# Is there a preferred solution among the solutions to Schrödinger's eq?

1. Jun 23, 2013

I am a little confused when it is stated that Schrödinger's equation represents a deterministic evolution of the wave function of a particle. I would be OK with the idea that time evolution went from one state to another state in a deterministic way (even though each state, with respect to its eigenvalues, is not deterministic) if there were only one solution to the equation. However, it has many solutions, so why would there be a preferred solution?

2. Jun 23, 2013

### Bill_K

I don't understand your remark, because leaving aside the issue of what happens during a measurement, the Schrodinger equation itself is deterministic.

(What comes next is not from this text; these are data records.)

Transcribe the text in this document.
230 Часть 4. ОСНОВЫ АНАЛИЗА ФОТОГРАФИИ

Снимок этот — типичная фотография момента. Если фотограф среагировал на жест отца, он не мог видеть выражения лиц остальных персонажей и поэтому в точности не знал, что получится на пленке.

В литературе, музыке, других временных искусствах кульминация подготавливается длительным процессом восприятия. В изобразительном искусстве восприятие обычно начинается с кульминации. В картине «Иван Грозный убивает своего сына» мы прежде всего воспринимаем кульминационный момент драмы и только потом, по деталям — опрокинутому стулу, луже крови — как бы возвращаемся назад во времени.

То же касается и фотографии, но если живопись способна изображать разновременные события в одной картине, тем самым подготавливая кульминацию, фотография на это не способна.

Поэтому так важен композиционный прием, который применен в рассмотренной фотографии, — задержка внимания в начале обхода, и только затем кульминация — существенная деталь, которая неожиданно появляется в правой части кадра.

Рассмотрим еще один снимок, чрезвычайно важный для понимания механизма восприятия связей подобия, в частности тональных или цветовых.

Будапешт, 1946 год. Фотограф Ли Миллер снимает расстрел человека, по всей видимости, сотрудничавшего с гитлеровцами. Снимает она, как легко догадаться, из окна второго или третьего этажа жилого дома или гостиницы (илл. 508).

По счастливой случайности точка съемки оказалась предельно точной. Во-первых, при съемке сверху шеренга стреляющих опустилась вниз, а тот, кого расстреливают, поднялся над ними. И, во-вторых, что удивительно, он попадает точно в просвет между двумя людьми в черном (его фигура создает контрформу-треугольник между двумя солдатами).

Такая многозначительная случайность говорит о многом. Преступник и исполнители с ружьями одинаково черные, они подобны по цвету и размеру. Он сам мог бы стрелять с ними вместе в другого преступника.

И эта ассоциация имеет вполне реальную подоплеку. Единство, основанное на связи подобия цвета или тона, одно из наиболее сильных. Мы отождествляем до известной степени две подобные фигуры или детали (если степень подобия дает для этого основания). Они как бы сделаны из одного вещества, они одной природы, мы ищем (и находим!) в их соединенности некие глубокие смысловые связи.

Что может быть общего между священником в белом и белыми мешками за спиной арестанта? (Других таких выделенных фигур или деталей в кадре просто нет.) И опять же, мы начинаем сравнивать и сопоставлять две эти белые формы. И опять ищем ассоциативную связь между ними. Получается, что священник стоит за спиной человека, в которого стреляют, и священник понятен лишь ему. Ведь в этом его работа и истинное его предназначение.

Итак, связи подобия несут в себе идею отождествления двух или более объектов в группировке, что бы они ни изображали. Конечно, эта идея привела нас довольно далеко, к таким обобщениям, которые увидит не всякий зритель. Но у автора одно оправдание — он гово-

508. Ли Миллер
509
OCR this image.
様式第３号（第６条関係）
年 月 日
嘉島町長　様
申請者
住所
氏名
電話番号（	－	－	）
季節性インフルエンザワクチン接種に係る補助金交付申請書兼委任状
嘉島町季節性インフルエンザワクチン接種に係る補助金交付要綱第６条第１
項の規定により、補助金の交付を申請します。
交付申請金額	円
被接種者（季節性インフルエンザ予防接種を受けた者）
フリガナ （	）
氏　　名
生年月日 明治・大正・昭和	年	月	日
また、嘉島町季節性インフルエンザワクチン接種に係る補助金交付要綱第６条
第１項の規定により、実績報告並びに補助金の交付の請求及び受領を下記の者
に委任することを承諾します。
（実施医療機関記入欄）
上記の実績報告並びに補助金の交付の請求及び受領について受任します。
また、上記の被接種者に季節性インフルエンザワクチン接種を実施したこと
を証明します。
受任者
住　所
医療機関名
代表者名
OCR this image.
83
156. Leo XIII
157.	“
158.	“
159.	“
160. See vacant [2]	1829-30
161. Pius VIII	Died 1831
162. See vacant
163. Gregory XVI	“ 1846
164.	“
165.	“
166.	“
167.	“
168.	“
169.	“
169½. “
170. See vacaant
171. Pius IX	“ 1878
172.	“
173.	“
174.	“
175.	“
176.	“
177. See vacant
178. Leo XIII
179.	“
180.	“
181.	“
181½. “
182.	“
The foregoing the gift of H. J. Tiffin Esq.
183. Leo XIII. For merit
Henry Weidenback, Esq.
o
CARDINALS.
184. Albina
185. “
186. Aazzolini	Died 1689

The time-dependent Schrodinger equation is a first order differential equation in time, and if you're given initial values everywhere at t = 0, the solution at times t > 0 is uniquely determined. There's one and only one solution.

3. Jun 23, 2013

Thanks for the reply, Bill_K. Your answer then takes me from the frying pan into the fire. I thought --and this is probably wrong -- Schrödinger's equation is a differential equation which has an infinite number of solutions: any linear combination of plane waves.

4. Jun 23, 2013

### Bill_K

nomadreid, Just like any differential equation, you have to be given initial conditions before you can write down the solution. You don't know how high a projectile will go until you are told its initial position and velocity. Likewise to solve the Schrodinger equation, you have to be given its initial values. And since it's a partial differential equation, you have to be given the value of ψ(x, 0) everywhere, at the initial time t = 0. Without being told this information, the problem is not uniquely defined. And it's not the fault of the Schrodinger equation especially, that's just the way PDEs work. But given these initial conditions, there is no longer an infinity of different possible solutions - only one.